Il y a 50 ans jour pour jour, l’Allemagne de l’Est et l’ensemble du Pacte de Varsovie commençaient d’ériger un mur à Berlin. Nous avons choisi ce matin de vous parler de cet événement emblématique du XXè siècle.

Dans la nuit du 12 ou 13 aout 1961, plusieurs milliers d’ouvriers est-allemands flanqués d’une bonne douzaine de milliers de militaires en alerte, érigeaient entre Berlin Est et Berlin Ouest une clôture, séparation au sol qui allait vite devenir un véritable mur enserrant et isolant tout à fait Berlin-Ouest. Tout un dispositif en fait puisque l’ouvrage sera bientôt serti de 300 miradors, de chevaux de frise, d’un chemin de ronde doublé d’un no man’s land, 600 chiens dressés, et des effectifs en policiers et en soldats équivalant pratiquement à une division. Longue de 165 km autour de Berlin, la séparation se poursuivait sur plusieurs kilomètre de frontières entre les deux Allemagnes, mais sous la forme d’une barrière et non d’une paroi murale.

Quelle était alors la vocation d’un tel ouvrage ? Certainement pas militaire ! On n’arrête pas des armées modernes avec un peu de béton et des barbelés. Et puis l’enclave de Berlin-Ouest ne représentait évidemment pas de menaces stratégiques pour le boc soviétique.

Affaire de prestige, plutôt, et surtout de main d’œuvre. Car de 1949 – date de création de la République fédérale d’Allemagne – à l’été 1961, près de 3 millions d’Est-allemands avaient déjà franchi la frontière alors ouverte dans la ville. Cette hémorragie entravait la croissance de la RDA et illustrait clairement l’échec du modèle du « paradis socialiste » proposé par Moscou et ses affidés. On décida donc, en pleine guerre froide, de faire cesser le phénomène.

L’édification du mur de Berlin fut-elle une réussite ?

Sur le plan démographique, oui, dans la mesure où il devenait très difficile de passer à l’Ouest. Certains ont réussi, au péril de leur vie. Plus de 200 personnes seront tuées en tentant de franchir l’édifice, et cela jusqu’à sa chute en novembre 1989.

Mais sur le plan politique et symbolique, le moins qu’on puisse dire est que le bloc communiste n’en sortit pas grandi. Sa propagande avait beau parler de « protection antifasciste », personne à l’ouest hors des rangs militants ne fut dupe.
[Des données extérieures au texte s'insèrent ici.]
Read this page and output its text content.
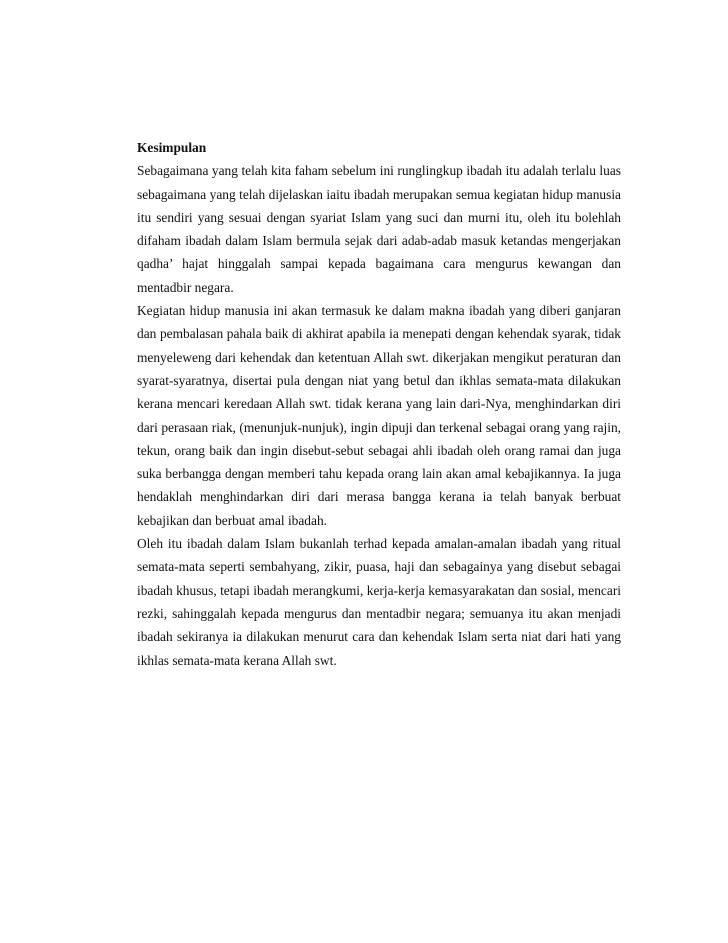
Kesimpulan

Sebagaimana yang telah kita faham sebelum ini runglingkup ibadah itu adalah terlalu luas sebagaimana yang telah dijelaskan iaitu ibadah merupakan semua kegiatan hidup manusia itu sendiri yang sesuai dengan syariat Islam yang suci dan murni itu, oleh itu bolehlah difaham ibadah dalam Islam bermula sejak dari adab-adab masuk ketandas mengerjakan qadha’ hajat hinggalah sampai kepada bagaimana cara mengurus kewangan dan mentadbir negara.

Kegiatan hidup manusia ini akan termasuk ke dalam makna ibadah yang diberi ganjaran dan pembalasan pahala baik di akhirat apabila ia menepati dengan kehendak syarak, tidak menyeleweng dari kehendak dan ketentuan Allah swt. dikerjakan mengikut peraturan dan syarat-syaratnya, disertai pula dengan niat yang betul dan ikhlas semata-mata dilakukan kerana mencari keredaan Allah swt. tidak kerana yang lain dari-Nya, menghindarkan diri dari perasaan riak, (menunjuk-nunjuk), ingin dipuji dan terkenal sebagai orang yang rajin, tekun, orang baik dan ingin disebut-sebut sebagai ahli ibadah oleh orang ramai dan juga suka berbangga dengan memberi tahu kepada orang lain akan amal kebajikannya. Ia juga hendaklah menghindarkan diri dari merasa bangga kerana ia telah banyak berbuat kebajikan dan berbuat amal ibadah.

Oleh itu ibadah dalam Islam bukanlah terhad kepada amalan-amalan ibadah yang ritual semata-mata seperti sembahyang, zikir, puasa, haji dan sebagainya yang disebut sebagai ibadah khusus, tetapi ibadah merangkumi, kerja-kerja kemasyarakatan dan sosial, mencari rezki, sahinggalah kepada mengurus dan mentadbir negara; semuanya itu akan menjadi ibadah sekiranya ia dilakukan menurut cara dan kehendak Islam serta niat dari hati yang ikhlas semata-mata kerana Allah swt.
Surtout, le soutien politique des Occidentaux fut massif, même si aucune mesure de rétorsion lourde ne fut adoptée à l’encontre d’une Allemagne de l’est qui – en droit strict – pouvait ériger ce qu’elle souhaitait sur propre territoire. On se souvient notamment de la visite du président américain Kennedy à Berlin-Ouest, deux ans après l’érection du mur, et de son fameux « Ich bin in berliner ». Un discours qui éclipse d’ailleurs celui d’un Reagan en 1987, deux ans avant la chute du mur de Berlin.
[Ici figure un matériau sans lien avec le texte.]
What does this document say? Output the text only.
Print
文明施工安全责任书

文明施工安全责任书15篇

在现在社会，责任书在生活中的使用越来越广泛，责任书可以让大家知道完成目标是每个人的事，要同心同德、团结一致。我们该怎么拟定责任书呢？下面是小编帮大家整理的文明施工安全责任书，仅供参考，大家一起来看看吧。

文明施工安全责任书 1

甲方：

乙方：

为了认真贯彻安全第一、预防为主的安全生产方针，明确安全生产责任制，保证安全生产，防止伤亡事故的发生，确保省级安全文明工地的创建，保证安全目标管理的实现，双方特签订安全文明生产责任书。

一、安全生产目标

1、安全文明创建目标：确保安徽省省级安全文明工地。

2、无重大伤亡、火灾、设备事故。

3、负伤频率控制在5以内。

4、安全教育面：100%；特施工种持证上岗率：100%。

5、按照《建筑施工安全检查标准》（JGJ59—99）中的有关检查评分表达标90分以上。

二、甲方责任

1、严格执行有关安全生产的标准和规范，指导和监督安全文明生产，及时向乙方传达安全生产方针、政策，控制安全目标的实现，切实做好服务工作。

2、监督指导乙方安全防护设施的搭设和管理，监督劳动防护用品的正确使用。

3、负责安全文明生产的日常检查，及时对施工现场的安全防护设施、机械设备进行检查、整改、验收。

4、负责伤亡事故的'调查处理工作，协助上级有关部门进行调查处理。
Enfin socialement et économiquement, le bilan pour Berlin-Est fut nettement négatif, avec la perte de plus de 30 000 emplois pour des travailleurs transitant quotidiennement d’Est en Ouest.

Ce mur de Berlin a fait des « petits », puisqu’on en compte aujourd’hui plusieurs dizaines à travers le monde.

Il est vrai que le procédé a fait florès, mais, soyons honnêtes, ce n’est réellement pas nouveau. On fera grâce aux auditeurs de France Inter du mur d’Hadrien et de la muraille de Chine pour n’évoquer que quelques cas très contemporains.

On trouve d’abord des séparations physiques – murs ou barrières de tout autre type – pour empêcher des flux migratoires : ainsi de la barrière érigée par les Etats-Unis depuis 2005 sur leur frontière fluviale du Rio Grande avec le Mexique, ou encore des puissantes clôtures établies autour des enclaves espagnoles de Ceuta et Melilla.

On élève des murs pour des motifs ethno-religieux aussi, même si c’est rarement exprimé de cette manière : à Belfast entre protestants et catholiques, à Bagdad entre Chiites et sunnites, à Chypre entre le nord turc et le sud grec, ou encore le long de la rivière Naaf qui sépare la Birmanie bouddhiste et le Bangladesh musulman.

Autre vocation possible : se protéger des attentats. Voir les cas emblématiques du mur/barrière de séparation érigé par Israël à partir de 2003 en Cisjordanie, de la clôture pakistanaise face aux Talibans afghans, ou encore de celle érigée par l’Inde face au… Pakistan sur les hauts confins du Cachemire.

Et l’on pourrait poursuivre la liste. Mais, si l’on n’aime pas les voyages, on pourra se contenter de voir le « mur de la paix » de Clara Halter ; c’est à Paris et cela n’empêche personne de passer.